Don’t expect this to change anytime soon. We heard last week that Sir Mervyn King’s final gift to the banks before heading off to do whatever his well-padded pension might allow is to insist they bolster their balance sheets by £27 billion. Eight banks were targeted with RBS and Nationwide singled out – unfairly according to some – for special treatment.

Pretty ripe from a central banker who, in 2007, infamously observed that Britain’s banks were “well-positioned” to withstand any consequences arising from the mis-selling of American sub-prime mortgages.

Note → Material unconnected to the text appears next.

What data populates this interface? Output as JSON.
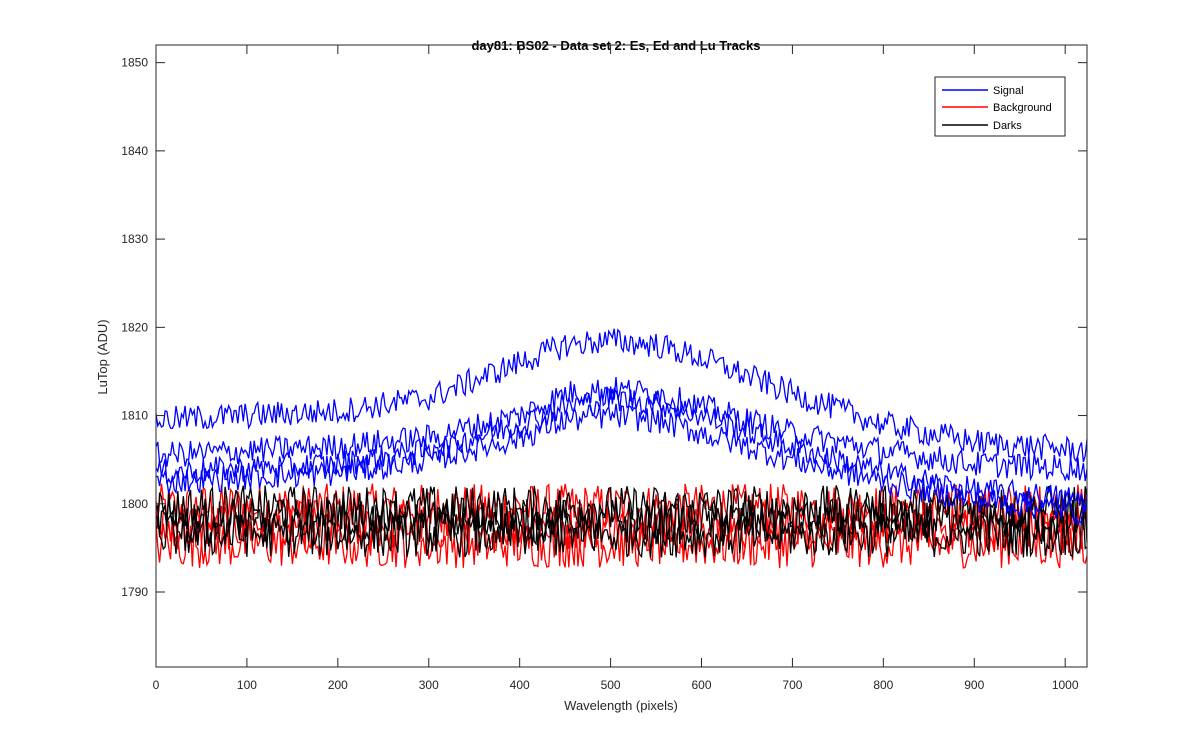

It also looks as if the Bank of England’s policy of QE is at an end. Its equivalent across the Atlantic – the US Federal Reserve – has confirmed it will “taper” QE out of existence and, with UK inflation continuing to run ahead of its 2.7 per cent target, it’s difficult to see how, or why, King’s successor Mark Carney could continue printing cheap money, of which the banks have been the chief beneficiaries.

While bad news for the wider economy, these developments signal a continuing opportunity for alternative lenders. The new generation of challenger banks and short term lenders should do particularly well given their inherent nimbleness and flexibility. Combined with secure funding and attractive products, the ingredients are in place to provide frustrated borrowers with a full menu of treats to shame the bankers. Brokers, take note.

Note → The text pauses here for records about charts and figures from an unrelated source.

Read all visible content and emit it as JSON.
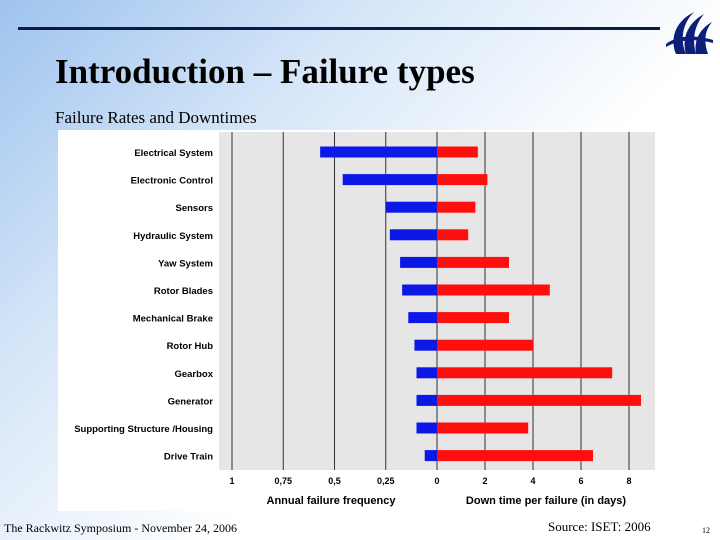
{
  "slide": {
    "title": "Introduction – Failure types",
    "subtitle": "Failure Rates and Downtimes",
    "footer_left": "The Rackwitz Symposium - November 24,  2006",
    "footer_right": "Source: ISET: 2006",
    "page_number": "12",
    "logo_icon": "swoosh-logo-icon"
  },
  "colors": {
    "failure_bar": "#0b18e6",
    "downtime_bar": "#ff0e0e",
    "plot_bg": "#e6e6e6",
    "rule": "#0a1a4a"
  },
  "chart_data": {
    "type": "bar",
    "orientation": "horizontal",
    "categories": [
      "Electrical System",
      "Electronic Control",
      "Sensors",
      "Hydraulic System",
      "Yaw System",
      "Rotor Blades",
      "Mechanical Brake",
      "Rotor Hub",
      "Gearbox",
      "Generator",
      "Supporting Structure /Housing",
      "Drive Train"
    ],
    "left_panel": {
      "xlabel": "Annual failure frequency",
      "ticks": [
        "1",
        "0,75",
        "0,5",
        "0,25",
        "0"
      ],
      "xlim": [
        1,
        0
      ],
      "values": [
        0.57,
        0.46,
        0.25,
        0.23,
        0.18,
        0.17,
        0.14,
        0.11,
        0.1,
        0.1,
        0.1,
        0.06
      ]
    },
    "right_panel": {
      "xlabel": "Down time per failure (in days)",
      "ticks": [
        "2",
        "4",
        "6",
        "8"
      ],
      "xlim": [
        0,
        10
      ],
      "values": [
        1.7,
        2.1,
        1.6,
        1.3,
        3.0,
        4.7,
        3.0,
        4.0,
        7.3,
        8.5,
        3.8,
        6.5
      ]
    },
    "grid": true
  }
}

Elsewhere, we all enjoyed a good laugh last week at the expense of the Chancellor of the Exchequer.

Hilariously illustrative of how US presidents view senior British politicians, Barack Obama persistently referred to George Osborne as “Jeff”. He later explained it away by saying he’d confused our custodian of the nation’s purse-strings with his favourite R&B singer, 1980s chart-maker Jeffrey Osborne (“On the Wings of Love”, anyone?)

But Osborne has more weighty matters on his mind – or so we hope. Tomorrow (Wednesday), he will unveil the government’s spending plans for 2015-16. The central theme will be a package of additional savings (or “cuts” if you work at the BBC or The Guardian) amounting to £11.5 billion. The squeals of pain and outrage from Miliband, Balls and various (self-) interest groups will be heard around the country.

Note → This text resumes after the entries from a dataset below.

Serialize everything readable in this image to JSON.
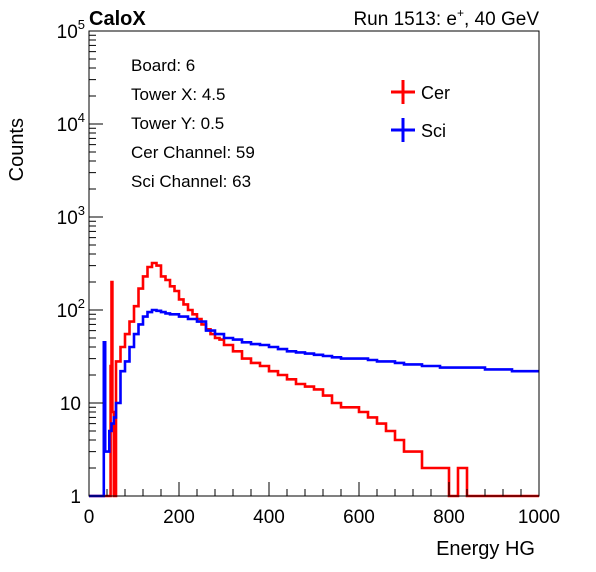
{
  "header": {
    "left": "CaloX",
    "right_prefix": "Run 1513: e",
    "right_sup": "+",
    "right_suffix": ", 40 GeV"
  },
  "info": {
    "board": "Board: 6",
    "tower_x": "Tower X: 4.5",
    "tower_y": "Tower Y: 0.5",
    "cer_channel": "Cer Channel: 59",
    "sci_channel": "Sci Channel: 63"
  },
  "chart_data": {
    "type": "line",
    "xlabel": "Energy HG",
    "ylabel": "Counts",
    "xlim": [
      0,
      1000
    ],
    "ylim": [
      1,
      100000
    ],
    "log_y": true,
    "grid": false,
    "legend_position": "top-right",
    "x_ticks": [
      {
        "value": 0,
        "label": "0"
      },
      {
        "value": 200,
        "label": "200"
      },
      {
        "value": 400,
        "label": "400"
      },
      {
        "value": 600,
        "label": "600"
      },
      {
        "value": 800,
        "label": "800"
      },
      {
        "value": 1000,
        "label": "1000"
      }
    ],
    "y_ticks": [
      {
        "value": 1,
        "base": "1",
        "exp": ""
      },
      {
        "value": 10,
        "base": "10",
        "exp": ""
      },
      {
        "value": 100,
        "base": "10",
        "exp": "2"
      },
      {
        "value": 1000,
        "base": "10",
        "exp": "3"
      },
      {
        "value": 10000,
        "base": "10",
        "exp": "4"
      },
      {
        "value": 100000,
        "base": "10",
        "exp": "5"
      }
    ],
    "series": [
      {
        "name": "Cer",
        "color": "#ff0000",
        "x": [
          0,
          40,
          45,
          48,
          50,
          52,
          55,
          60,
          70,
          80,
          90,
          100,
          110,
          120,
          130,
          140,
          150,
          160,
          170,
          180,
          190,
          200,
          210,
          220,
          230,
          240,
          250,
          260,
          270,
          280,
          290,
          300,
          320,
          340,
          360,
          380,
          400,
          420,
          440,
          460,
          480,
          500,
          520,
          540,
          560,
          580,
          600,
          620,
          640,
          660,
          680,
          700,
          720,
          740,
          760,
          780,
          800,
          820,
          840,
          860,
          880,
          900,
          920,
          940,
          960,
          980,
          1000
        ],
        "y": [
          1,
          1,
          1,
          25,
          200,
          8,
          1,
          28,
          40,
          55,
          75,
          110,
          170,
          230,
          290,
          320,
          300,
          230,
          210,
          180,
          160,
          130,
          115,
          100,
          90,
          80,
          70,
          62,
          55,
          50,
          48,
          42,
          36,
          30,
          27,
          25,
          22,
          20,
          18,
          16,
          15,
          14,
          12,
          10,
          9,
          9,
          8,
          7,
          6,
          5,
          4,
          3,
          3,
          2,
          2,
          2,
          1,
          2,
          1,
          1,
          1,
          1,
          1,
          1,
          1,
          1,
          1
        ]
      },
      {
        "name": "Sci",
        "color": "#0000ff",
        "x": [
          0,
          30,
          33,
          36,
          40,
          45,
          50,
          55,
          60,
          70,
          80,
          90,
          100,
          110,
          120,
          130,
          140,
          150,
          160,
          170,
          180,
          200,
          220,
          240,
          260,
          280,
          300,
          320,
          340,
          360,
          380,
          400,
          420,
          440,
          460,
          480,
          500,
          520,
          540,
          560,
          580,
          600,
          620,
          640,
          660,
          680,
          700,
          720,
          740,
          760,
          780,
          800,
          820,
          840,
          860,
          880,
          900,
          920,
          940,
          960,
          980,
          1000
        ],
        "y": [
          1,
          1,
          45,
          3,
          3,
          5,
          6,
          7,
          10,
          22,
          28,
          40,
          55,
          70,
          85,
          95,
          100,
          98,
          95,
          92,
          90,
          85,
          80,
          75,
          60,
          55,
          50,
          48,
          45,
          43,
          42,
          40,
          38,
          36,
          35,
          34,
          33,
          32,
          31,
          30,
          30,
          30,
          29,
          28,
          28,
          27,
          26,
          26,
          25,
          25,
          24,
          24,
          24,
          24,
          24,
          23,
          23,
          23,
          22,
          22,
          22,
          22
        ]
      }
    ]
  }
}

But don’t be fooled by any of it; nor should you be conned into believing it represents anything approximating to a serious attempt to rebalance the nation’s psychotic finances. It doesn’t, and is simply political window-dressing designed to appease the money markets on whose support we have become addicted.

The simple, indisputable fact is that public sector spending next year will, at £745 billion, be £55 billion more than in the first year of this coalition government. Representing an unsustainable 43 per cent of GDP – and with a whopping £220 billion of it alone going on welfare and social benefits – it confirms we’re a country living way beyond our means and in denial of the harsh economic realities of 21st century life.

So when you look at your next pay packet and wonder where all that tax and NI is going, start getting mad. It’s your money, you’ve earned it and you’ve a right to see it better spent.